Schubladensystem mit großem Speichervolumen
Für die Automatisierung der TruLaser Station 7000 sorgt die wbt automation GmbH & Co. KG. Das kleine Unternehmen im schwäbischen Gosheim konnte liefern, was Karl Storz sich wünschte: eine Automatisierungslösung mit maximaler Flexibilität. Dies erfüllt die Roboterzelle MRC flextray von wbt. Sie ist mobil und fahrbar und lässt sich frontseitig an die TRUMPF Laserschweißanlage andocken. Dort übernimmt sie dann das Be- und Entladen. Sarah Mühleck erklärt: „Die Zelle ist mit einem Werkstückspeicher mit vier Schubladen ausgestattet. Darin haben insgesamt acht Werkstückträger mit 960 Werkstücken Platz. Hauptzeitparallel zum Schweißprozess können wir die Schubladen auf der anderen Seite der Roboterzelle öffnen, die fertig geschweißten Okulare entnehmen und mit den nächsten bestücken.“
Greifsystem mit Feingefühl
Die Okulare bestehen aus einer Edelstahlhülse, auf die der Laser einen Ring mit einer kleinen Linse schweißt. Aufgrund der filigranen Teile und den Anforderungen an die Dichtigkeit der Schweißnaht ist maximale Präzision beim Handling gefragt. Dafür kommt ein exakt vermessenes Robotersystem aus dem Hause Kuka zum Einsatz. wbt-Geschäftsführer Joachim Burkert sagt: „Die projektspezifische Genauigkeit herzustellen, war eine sehr anspruchsvolle Aufgabe, die wir erfolgreich umsetzen konnten. Wir arbeiten hier mit einem Vierfach-Greifer, das bedeutet: in einem Arbeitsschritt legen wir zwei unbearbeitete Teile ein und entnehmen gleichzeitig zwei fertig geschweißte.“ Damit die Linse beim Einlegen nicht verrutscht, hat wbt einen Vakuumsaugbalg integriert. Fasst der Greifer die Hülse, drückt der Balg die Linse mit geringer Kraft nach unten und platziert das Paket auf dem Werkstückträger. Mithilfe eines kleinen Luftstoßes löst sich der Balg von der Linse und der Roboter fährt weg. Über einen Lasersensor prüft er, ob alle Bauteile korrekt platziert sind. Auf seinem Weg nach draußen nimmt er zwei fertige Teile mit und legt sie zurück in die Schublade. Dann schließt sich die Maschinentür und im Inneren startet der Schweißprozess für die eingelegten Teile.
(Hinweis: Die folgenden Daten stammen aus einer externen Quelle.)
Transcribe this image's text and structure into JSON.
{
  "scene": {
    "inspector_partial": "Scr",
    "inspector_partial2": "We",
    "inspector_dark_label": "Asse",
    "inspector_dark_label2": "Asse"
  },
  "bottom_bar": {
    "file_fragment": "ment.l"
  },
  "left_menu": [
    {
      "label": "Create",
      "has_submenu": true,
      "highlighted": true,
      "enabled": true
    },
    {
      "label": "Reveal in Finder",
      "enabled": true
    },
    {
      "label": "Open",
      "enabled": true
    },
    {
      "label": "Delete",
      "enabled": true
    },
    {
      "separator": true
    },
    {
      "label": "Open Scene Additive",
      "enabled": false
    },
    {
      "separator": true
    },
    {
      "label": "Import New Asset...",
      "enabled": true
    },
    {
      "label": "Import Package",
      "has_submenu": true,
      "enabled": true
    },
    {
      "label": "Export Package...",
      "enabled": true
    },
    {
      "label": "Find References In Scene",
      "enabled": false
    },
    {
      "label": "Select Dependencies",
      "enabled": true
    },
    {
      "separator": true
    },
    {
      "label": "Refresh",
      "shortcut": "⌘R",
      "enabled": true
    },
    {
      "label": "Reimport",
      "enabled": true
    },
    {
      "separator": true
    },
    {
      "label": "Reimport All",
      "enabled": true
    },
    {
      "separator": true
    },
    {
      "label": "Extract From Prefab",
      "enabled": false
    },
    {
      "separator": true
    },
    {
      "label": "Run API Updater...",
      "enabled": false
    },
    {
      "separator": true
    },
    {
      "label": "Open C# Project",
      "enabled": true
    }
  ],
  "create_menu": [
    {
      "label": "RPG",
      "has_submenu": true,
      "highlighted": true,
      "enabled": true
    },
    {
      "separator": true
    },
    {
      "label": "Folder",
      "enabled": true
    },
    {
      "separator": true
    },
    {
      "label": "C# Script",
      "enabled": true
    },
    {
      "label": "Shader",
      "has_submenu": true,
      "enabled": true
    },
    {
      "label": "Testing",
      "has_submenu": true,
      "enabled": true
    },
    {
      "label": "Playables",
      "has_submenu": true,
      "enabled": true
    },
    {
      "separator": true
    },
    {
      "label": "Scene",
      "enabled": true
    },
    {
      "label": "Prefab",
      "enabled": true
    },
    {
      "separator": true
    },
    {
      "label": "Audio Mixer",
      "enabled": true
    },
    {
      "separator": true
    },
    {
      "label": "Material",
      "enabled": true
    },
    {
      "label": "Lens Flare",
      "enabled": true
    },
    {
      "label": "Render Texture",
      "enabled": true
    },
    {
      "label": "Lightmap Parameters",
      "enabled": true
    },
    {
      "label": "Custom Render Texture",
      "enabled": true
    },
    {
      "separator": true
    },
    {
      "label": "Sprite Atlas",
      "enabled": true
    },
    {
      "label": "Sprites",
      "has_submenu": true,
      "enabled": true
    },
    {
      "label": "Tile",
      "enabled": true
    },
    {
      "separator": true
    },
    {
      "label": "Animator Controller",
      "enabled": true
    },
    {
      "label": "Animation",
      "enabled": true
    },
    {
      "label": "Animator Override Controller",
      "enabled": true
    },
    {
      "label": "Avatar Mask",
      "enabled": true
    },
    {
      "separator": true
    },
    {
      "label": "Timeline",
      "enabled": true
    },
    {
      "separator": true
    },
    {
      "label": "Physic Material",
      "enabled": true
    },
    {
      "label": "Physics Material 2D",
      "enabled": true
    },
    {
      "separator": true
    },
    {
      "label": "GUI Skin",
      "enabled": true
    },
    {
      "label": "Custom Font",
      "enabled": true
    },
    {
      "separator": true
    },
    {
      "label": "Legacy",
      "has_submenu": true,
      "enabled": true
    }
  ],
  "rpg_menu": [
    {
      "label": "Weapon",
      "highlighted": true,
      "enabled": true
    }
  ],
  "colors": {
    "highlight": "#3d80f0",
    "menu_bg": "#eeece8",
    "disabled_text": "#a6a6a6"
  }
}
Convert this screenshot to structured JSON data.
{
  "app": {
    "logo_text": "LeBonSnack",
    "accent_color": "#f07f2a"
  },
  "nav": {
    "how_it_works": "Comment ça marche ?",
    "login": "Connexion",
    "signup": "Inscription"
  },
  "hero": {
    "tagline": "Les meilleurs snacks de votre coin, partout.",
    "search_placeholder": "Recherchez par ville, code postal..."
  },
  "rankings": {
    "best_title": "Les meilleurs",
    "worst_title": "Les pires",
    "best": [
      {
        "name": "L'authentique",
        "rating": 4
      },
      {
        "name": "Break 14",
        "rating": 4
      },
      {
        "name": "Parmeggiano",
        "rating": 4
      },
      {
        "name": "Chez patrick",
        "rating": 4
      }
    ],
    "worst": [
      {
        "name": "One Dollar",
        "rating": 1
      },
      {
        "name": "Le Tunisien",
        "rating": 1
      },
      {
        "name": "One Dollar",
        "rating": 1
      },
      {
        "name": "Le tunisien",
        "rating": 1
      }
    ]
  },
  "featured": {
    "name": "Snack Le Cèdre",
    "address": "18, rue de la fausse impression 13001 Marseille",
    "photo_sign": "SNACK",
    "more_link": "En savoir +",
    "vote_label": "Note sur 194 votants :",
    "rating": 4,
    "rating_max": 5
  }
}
Der Laser fixiert den Edelstahlring zunächst mit drei kleinen Schweißpunkten auf der Hülse, um Spannungen im Material und ein Verformen des Rings zu verhindern. Dann schweißt er ihn fest. „Das Greifsystem und die Werkstückträger mussten wir auch auf die vielen Varianten anpassen, die Karl Storz auf der Anlage schweißt. Teilweise sind die Unterschiede nur im Zehntelbereich“, sagt Burkert. „Für die schnelle Abarbeitung von kleineren Stückzahlen lässt sich die Zelle innerhalb einer Minute ab- und wieder andocken. Roboter und Greifer können ebenfalls getauscht werden.“
Ein Projekt für die Zukunft
Für Wolfgang Karl zeigt das Projekt in Widnau, wo es für die Medizintechnik in Sachen Automatisierung hingehen kann. „Wir werden auch künftig noch viel Schweißungen händisch durchführen müssen, aber die Arbeitsgänge automatisieren, die sich sinnvoll automatisieren lassen. Mit der flexiblen Roboterzelle können wir beides auf einer einzigen Maschine.“ Nach der ersten Zeit mit neuer Laserschweißanlage und Automatisierung zieht auch seine Kollegin Sarah Mühleck eine positive Bilanz: „Die TruLaser Station 7000 arbeitet absolut zuverlässig, wir hatten bisher keine Ausfälle oder Störungen. Das ist essenziell, denn ein Maschinenstillstand bedeutet für uns auch einen Produktionsstopp. Bisher habe ich von der Anlage eigentlich sehr wenig mitbekommen – und das ist doch ein ziemlich gutes Zeichen“, sagt sie und lacht.